On the February 4 edition of Fox Broadcasting Co.'s Fox News Sunday, Weekly Standard editor and Time magazine part-time columnist William Kristol falsely claimed that, in contrast with the Democratic presidential hopefuls, the Republican potential candidates "are all against renouncing the use of force in dealing with the jihadist Islamic threat." Discussing the 2008 presidential election, Kristol asked: "Do you want a party that renounces the use of force or do you want a party that's willing to use force?" However, no major Democratic presidential candidate has renounced "the use of force" in dealing with "the jihadist Islamic threat."
In fact, the top three 2008 Democratic potential presidential candidates -- Sens. Hillary Rodham Clinton (NY) and Barack Obama (IL), and former Sen. John Edwards (NC) -- have all stated that they favor an increase in the U.S. military presence in Afghanistan, where the Taliban is reportedly resurgent.
In a letter co-authored with Sen. Evan Bayh (D-IN), Clinton declared the need to send more troops to Afghanistan upon returning from a trip to the region. The Hill reported:
According to Clinton and Bayh, military commanders in Afghanistan need about 2,300 more troops.
"The Taliban - and its al Qaeda partner - remains a pernicious enemy, and a failure to defeat it decisively in the spring risks undermining public confidence in the government of Afghan President Hamid Karzai," Bayh and Clinton wrote in a letter to [Defense Secretary Robert] Gates. "It would be tragic if we fail in Afghanistan because of an unwillingness to deploy a manageable size of additional troops to aid an important and willing ally during a time of true need."
Similarly, on the February 4 edition of NBC's Meet the Press, when asked by host Tim Russert about his proposal to withdraw 40,000 troops from Iraq, Edwards stated: "Some American men and women should come home, some should go into Kuwait, some should go into Afghanistan," where he described the war effort as "moving south, unfortunately." Edwards added that, as president, he would "keep an able [troop] presence in the Persian Gulf."
Additionally, Obama has made clear his intentions to pursue victory in Afghanistan through increased military presence in that country. In a speech to the Chicago Council on Global Affairs in November 2006 titled "A Way Forward in Iraq," Obama said that by "redeploying from Iraq to Afghanistan, we will answer NATO's call for more troops and provide a much-needed boost to this critical fight against terrorism."

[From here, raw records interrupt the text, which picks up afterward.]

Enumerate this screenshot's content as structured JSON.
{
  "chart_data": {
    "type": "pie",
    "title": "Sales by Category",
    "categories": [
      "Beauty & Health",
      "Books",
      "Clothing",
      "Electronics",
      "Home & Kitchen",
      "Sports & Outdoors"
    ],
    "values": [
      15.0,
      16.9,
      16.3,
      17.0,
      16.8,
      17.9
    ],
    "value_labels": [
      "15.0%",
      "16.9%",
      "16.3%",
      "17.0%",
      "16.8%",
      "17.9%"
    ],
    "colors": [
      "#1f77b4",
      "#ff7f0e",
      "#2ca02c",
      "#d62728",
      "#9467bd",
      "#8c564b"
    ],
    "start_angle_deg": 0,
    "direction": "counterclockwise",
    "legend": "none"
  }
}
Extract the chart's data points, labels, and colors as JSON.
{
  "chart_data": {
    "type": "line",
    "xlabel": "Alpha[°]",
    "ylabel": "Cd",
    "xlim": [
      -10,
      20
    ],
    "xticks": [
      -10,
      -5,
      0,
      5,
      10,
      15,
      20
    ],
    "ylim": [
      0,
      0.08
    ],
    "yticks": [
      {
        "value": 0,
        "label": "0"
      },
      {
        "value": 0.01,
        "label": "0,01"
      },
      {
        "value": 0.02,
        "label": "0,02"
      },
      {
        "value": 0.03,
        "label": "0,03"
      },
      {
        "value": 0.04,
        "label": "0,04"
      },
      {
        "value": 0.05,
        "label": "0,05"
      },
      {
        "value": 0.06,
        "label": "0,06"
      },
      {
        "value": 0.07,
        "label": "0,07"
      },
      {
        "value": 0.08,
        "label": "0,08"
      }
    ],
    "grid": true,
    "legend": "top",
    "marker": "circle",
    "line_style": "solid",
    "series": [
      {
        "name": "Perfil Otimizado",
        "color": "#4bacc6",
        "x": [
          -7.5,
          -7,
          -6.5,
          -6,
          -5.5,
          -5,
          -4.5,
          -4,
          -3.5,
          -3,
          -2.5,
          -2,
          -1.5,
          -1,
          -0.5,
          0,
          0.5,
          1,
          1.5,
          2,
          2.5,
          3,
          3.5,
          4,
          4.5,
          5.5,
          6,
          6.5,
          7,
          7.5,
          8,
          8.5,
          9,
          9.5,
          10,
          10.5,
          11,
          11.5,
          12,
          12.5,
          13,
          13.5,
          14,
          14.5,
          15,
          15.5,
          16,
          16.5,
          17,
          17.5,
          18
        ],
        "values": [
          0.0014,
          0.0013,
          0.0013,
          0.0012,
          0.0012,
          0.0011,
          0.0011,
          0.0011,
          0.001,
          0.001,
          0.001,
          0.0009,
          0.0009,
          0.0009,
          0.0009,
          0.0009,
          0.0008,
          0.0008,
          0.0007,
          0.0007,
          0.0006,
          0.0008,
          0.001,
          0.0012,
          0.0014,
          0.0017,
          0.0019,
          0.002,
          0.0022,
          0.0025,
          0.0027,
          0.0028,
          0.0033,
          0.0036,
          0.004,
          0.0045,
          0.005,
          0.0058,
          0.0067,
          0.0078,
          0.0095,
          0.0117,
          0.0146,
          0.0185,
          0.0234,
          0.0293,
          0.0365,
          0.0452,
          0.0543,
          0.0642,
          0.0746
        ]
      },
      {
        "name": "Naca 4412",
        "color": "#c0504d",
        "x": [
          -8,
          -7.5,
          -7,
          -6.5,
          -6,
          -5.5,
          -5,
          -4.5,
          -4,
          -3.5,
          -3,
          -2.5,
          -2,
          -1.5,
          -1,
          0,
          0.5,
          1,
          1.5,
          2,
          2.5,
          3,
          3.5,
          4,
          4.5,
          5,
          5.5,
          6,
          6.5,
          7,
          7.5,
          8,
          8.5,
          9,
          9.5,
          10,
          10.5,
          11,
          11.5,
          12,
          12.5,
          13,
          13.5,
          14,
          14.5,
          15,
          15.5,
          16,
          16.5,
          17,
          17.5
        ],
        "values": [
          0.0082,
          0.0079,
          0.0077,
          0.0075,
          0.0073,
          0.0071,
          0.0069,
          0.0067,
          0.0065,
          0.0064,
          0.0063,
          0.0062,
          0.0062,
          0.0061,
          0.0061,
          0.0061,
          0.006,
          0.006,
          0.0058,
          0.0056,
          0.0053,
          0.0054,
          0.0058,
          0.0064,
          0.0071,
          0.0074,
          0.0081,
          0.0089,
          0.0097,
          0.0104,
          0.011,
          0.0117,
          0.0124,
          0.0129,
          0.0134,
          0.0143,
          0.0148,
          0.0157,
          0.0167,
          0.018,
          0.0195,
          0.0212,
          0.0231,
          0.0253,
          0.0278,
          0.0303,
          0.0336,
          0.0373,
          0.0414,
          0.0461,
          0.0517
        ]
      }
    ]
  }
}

From the February 4 edition of Fox Broadcasting Co.'s Fox News Sunday:
CHRIS WALLACE (host): Yesterday, down in South Carolina, he talked to an AP reporter and said, quote, "There's a real good chance," end quote, that he will. Two questions: One, do you think that Rudy Giuliani will actually get into this race? And secondly, can he overcome his stands on, you know, social issues -- pro-gun control, pro-choice, pro-gay rights -- particularly with the Republican conservative base?
KRISTOL: Yes, he will run, I believe. I mean, I've talked to people close to him just this last week. They're doing a lot of briefings. The fundraising is moving ahead. I think he intends to run and most likely will run.
Two, he may be able to overcome enough of these problems. Well, he certainly is a competitive candidate for the nomination. He and McCain are clearly the two leading candidates.
And I think -- and the conventional wisdom is well, once he gets in the race and everyone learns that he's pro-choice, and has a different view on gay rights and has been pro-gun control, that his support will collapse. I'm not so sure. This is a war election, as we were just talking about the Democrats. The Democrats are going to be the anti-war party. McCain, Giuliani, Romney are all for -- are all against renouncing the use of force in dealing with the jihadist Islamic threat.
I mean, that's what this election's going to come down to. Do you want a party that renounces the use of force or do you want a party that's willing to use force?